Brains process information in spiking neural networks. Their intricate connections shape the diverse functions these networks perform. Yet how network connectivity relates to function is poorly understood, and the functional capabilities of models of spiking networks are still rudimentary. The lack of both theoretical insight and practical algorithms to find the necessary connectivity poses a major impediment to both studying information processing in the brain and building efficient neuromorphic hardware systems. The training algorithms that solve this problem for artificial neural networks typically rely on gradient descent. But doing so in spiking networks has remained challenging due to the nondifferentiable nonlinearity of spikes. To avoid this issue, one can employ surrogate gradients to discover the required connectivity. However, the choice of a surrogate is not unique, raising the question of how its implementation influences the effectiveness of the method. Here, we use numerical simulations to systematically study how essential design parameters of surrogate gradients affect learning performance on a range of classification problems. We show that surrogate gradient learning is robust to different shapes of underlying surrogate derivatives, but the choice of the derivative's scale can substantially affect learning performance. When we combine surrogate gradients with suitable activity regularization techniques, spiking networks perform robust information processing at the sparse activity limit. Our study provides a systematic account of the remarkable robustness of surrogate gradient learning and serves as a practical guide to model functional spiking neural networks.

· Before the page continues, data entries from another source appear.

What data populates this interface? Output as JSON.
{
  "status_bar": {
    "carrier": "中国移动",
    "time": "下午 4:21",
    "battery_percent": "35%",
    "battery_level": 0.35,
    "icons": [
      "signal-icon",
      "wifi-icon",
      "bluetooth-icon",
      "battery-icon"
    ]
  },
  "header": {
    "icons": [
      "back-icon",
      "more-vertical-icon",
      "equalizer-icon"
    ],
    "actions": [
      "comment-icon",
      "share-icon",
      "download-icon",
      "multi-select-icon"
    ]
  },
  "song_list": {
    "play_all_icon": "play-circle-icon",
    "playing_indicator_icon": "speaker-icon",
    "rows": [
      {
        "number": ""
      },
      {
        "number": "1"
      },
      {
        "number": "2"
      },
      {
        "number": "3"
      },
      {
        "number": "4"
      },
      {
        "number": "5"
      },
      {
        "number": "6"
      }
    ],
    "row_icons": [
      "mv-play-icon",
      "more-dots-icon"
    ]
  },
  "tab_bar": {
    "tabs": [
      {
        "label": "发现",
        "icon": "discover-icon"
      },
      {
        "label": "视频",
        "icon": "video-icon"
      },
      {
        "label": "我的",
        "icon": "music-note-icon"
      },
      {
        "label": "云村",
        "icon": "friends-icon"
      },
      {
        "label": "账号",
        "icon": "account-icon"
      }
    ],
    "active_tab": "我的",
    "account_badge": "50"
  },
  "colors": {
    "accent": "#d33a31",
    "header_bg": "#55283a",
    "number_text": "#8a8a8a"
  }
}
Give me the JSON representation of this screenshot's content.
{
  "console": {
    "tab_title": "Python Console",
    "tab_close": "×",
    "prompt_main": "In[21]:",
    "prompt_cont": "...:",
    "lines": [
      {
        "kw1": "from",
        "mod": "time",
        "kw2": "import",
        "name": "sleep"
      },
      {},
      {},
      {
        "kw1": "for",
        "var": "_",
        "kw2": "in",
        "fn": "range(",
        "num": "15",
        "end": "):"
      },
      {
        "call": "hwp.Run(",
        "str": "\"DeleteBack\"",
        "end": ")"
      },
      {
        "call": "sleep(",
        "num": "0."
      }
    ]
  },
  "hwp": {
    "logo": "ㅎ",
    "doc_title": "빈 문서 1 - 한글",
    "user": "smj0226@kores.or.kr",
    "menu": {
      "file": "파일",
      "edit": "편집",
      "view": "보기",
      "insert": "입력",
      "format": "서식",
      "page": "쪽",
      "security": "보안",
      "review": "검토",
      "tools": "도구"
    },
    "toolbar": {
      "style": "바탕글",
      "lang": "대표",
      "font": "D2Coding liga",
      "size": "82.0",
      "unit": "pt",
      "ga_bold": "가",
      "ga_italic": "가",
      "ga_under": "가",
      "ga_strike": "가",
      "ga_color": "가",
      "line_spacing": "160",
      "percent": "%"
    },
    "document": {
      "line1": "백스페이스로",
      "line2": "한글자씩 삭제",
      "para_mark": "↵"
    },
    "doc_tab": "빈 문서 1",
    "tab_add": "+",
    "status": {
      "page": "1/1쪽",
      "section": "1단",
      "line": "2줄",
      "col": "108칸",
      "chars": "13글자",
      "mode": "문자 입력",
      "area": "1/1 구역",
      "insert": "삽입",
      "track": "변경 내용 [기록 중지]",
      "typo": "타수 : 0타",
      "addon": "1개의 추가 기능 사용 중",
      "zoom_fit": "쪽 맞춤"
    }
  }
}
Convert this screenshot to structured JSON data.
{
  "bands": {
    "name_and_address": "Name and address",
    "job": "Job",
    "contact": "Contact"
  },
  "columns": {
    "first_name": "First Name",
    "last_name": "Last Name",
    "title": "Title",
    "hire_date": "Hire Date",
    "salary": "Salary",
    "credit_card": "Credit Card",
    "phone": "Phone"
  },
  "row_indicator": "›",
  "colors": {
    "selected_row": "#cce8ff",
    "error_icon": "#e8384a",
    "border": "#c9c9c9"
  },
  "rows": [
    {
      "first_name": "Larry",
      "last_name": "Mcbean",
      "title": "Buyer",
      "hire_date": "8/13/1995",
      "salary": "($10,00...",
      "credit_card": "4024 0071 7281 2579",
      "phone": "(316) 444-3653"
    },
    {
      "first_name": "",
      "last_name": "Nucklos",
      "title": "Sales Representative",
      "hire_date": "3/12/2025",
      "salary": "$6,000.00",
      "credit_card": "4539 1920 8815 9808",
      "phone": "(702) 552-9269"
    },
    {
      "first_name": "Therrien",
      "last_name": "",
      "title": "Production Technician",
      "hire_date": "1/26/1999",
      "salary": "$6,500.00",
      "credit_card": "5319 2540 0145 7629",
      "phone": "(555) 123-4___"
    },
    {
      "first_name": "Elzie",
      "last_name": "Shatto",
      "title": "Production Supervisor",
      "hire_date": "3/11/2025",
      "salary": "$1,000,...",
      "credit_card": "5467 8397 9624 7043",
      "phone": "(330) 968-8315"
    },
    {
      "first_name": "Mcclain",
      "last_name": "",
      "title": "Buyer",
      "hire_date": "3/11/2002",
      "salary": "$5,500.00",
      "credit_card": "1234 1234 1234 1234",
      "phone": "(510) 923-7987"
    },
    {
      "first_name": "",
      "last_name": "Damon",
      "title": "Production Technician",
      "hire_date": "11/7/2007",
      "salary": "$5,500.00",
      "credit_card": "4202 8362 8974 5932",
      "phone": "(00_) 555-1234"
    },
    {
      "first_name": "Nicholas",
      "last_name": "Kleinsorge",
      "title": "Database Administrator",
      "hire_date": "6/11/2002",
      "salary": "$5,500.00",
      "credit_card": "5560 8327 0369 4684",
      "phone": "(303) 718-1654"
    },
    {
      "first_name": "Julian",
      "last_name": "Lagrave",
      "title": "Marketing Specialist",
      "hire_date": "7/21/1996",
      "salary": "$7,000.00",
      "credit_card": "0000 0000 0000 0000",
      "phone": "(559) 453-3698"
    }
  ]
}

大脑在尖峰神经网络中处理信息。它们复杂的连接方式塑造了这些网络执行的各种功能。然而,网络连接如何与功能相关还知之甚少,并且尖峰网络模型的功能能力仍然很初级。缺乏理论洞察力和寻找必要连接的实用算法,这对研究大脑中的信息处理和构建高效的神经形态硬件系统都构成了重大障碍。解决这个问题的人工神经网络的训练算法通常依赖于梯度下降。但是,由于尖峰的不可微非线性,在尖峰网络中做到这一点仍然具有挑战性。为了避免这个问题,可以使用替代梯度来发现所需的连接。然而,替代的选择不是唯一的,这就提出了一个问题,即替代的实现如何影响方法的有效性。在这里,我们使用数值模拟系统地研究了替代梯度的基本设计参数如何影响一系列分类问题的学习性能。我们表明,替代梯度学习对底层替代导数的不同形状具有鲁棒性,但导数的尺度选择会对学习性能产生实质性影响。当我们将替代梯度与合适的活动正则化技术结合使用时,尖峰网络在稀疏活动极限下能够稳健地进行信息处理。我们的研究提供了对替代梯度学习的显著鲁棒性的系统解释,并为模型功能尖峰神经网络提供了实用指南。